I could devour her. Wipe away the pain of the past. Kiss her breathless until she forgot I hurt her. I wasn’t the man who was supposed to leave. I was the man who had sworn to always protect her with my life.
I groaned against the softness of her lips. “Abi.”
She nipped at my mouth, climbing into my lap one leg at a time. My tongue flicked along hers. Her skin was warm under the flimsy tank top she slept in. My fingers pressed into her flesh, remembering how she felt. Every smooth line. Every curve. My hands molded to the roundness of her breasts. Her tits perked into hard points under my touch. Sweet precious Abi.
She sighed as I lifted the tank top over her head.
Her tits rubbed against my chest as I brought my mouth crashing down on hers. The friction built as her hips ground into my cock.
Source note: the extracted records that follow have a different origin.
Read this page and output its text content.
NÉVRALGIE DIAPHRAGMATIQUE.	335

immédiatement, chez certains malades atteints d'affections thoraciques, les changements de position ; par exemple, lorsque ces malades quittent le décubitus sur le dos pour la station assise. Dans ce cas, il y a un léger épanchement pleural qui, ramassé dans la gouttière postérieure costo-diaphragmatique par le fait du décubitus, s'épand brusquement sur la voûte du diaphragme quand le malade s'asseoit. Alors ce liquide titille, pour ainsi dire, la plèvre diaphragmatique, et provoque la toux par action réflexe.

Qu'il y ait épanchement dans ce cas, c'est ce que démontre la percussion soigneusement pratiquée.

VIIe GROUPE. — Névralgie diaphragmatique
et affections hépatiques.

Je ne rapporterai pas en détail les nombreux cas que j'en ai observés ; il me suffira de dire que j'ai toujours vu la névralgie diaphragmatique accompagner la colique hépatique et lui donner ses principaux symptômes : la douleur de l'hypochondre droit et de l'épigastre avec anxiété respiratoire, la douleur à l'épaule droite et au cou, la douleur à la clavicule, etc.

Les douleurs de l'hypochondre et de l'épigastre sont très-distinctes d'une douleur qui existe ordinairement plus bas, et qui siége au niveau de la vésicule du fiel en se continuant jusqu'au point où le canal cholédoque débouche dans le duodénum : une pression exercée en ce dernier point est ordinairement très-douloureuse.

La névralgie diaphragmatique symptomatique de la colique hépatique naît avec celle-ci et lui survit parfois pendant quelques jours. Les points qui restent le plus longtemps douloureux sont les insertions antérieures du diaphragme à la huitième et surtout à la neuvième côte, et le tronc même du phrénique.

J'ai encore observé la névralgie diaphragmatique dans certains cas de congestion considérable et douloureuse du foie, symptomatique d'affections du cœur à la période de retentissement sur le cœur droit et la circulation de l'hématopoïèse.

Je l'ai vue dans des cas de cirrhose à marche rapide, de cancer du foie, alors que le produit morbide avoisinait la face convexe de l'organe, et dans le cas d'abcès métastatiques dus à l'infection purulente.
“Don’t leave me again,” she whimpered.
“I won’t,” I promised, tugging her panties at her hips. I me
ant it. I meant every fucking word.
I could have lost her.
Never again. Tonight I’d prove it. I’d show her how much I loved her. How sorry I was. As I buried myself inside her over and over. Making her scream my name. Coaxing her to come harder than she ever had.
Tonight was a new beginning.
We’d fuck until the sun came up. Until we were covered in sweat and the smell of sex. Fuck until we had forgiven each other. Until I had forgiven myself.
I lowered Abi to the pillow, sliding my hand between her legs.
The alert alarm sounded from my tablet.
I jerked upright.
“Oh my God. What is that?” she asked, panting the words.
It was a high-pitched alarm, guaranteed to wake me even in a deep sleep.
“Wait here,” I instructed, walking into the great room. My devices were plugged in and resting on the kitchen table.
My tablet blinked and the siren wailed from the small speaker.
I pressed mute and read the alert on the screen.
Abi appeared in the doorway with the quilt wrapped around her naked shoulders. “Reid? What is it?”
I rubbed the back of my neck. “You didn’t tell me you had email threats.” I stared at her.
“What are you talking about?” She stepped closer.
“I asked for details. Everything. Anything. How many times have we gone over the past six months? I told you you couldn’t leave any detail out. Nothing.”
“Why do you sound so mad at me? What happened, Reid?”
I held up the screen. “This. This is what happened. I got the report back on your email account. You’ve had fifty-five threats from the same account. The IP address changed ten times, but there’s no mistake, you had a repeated threat.”
How could she have withheld this information? Didn’t she know I was doing everything in my power to catch this guy?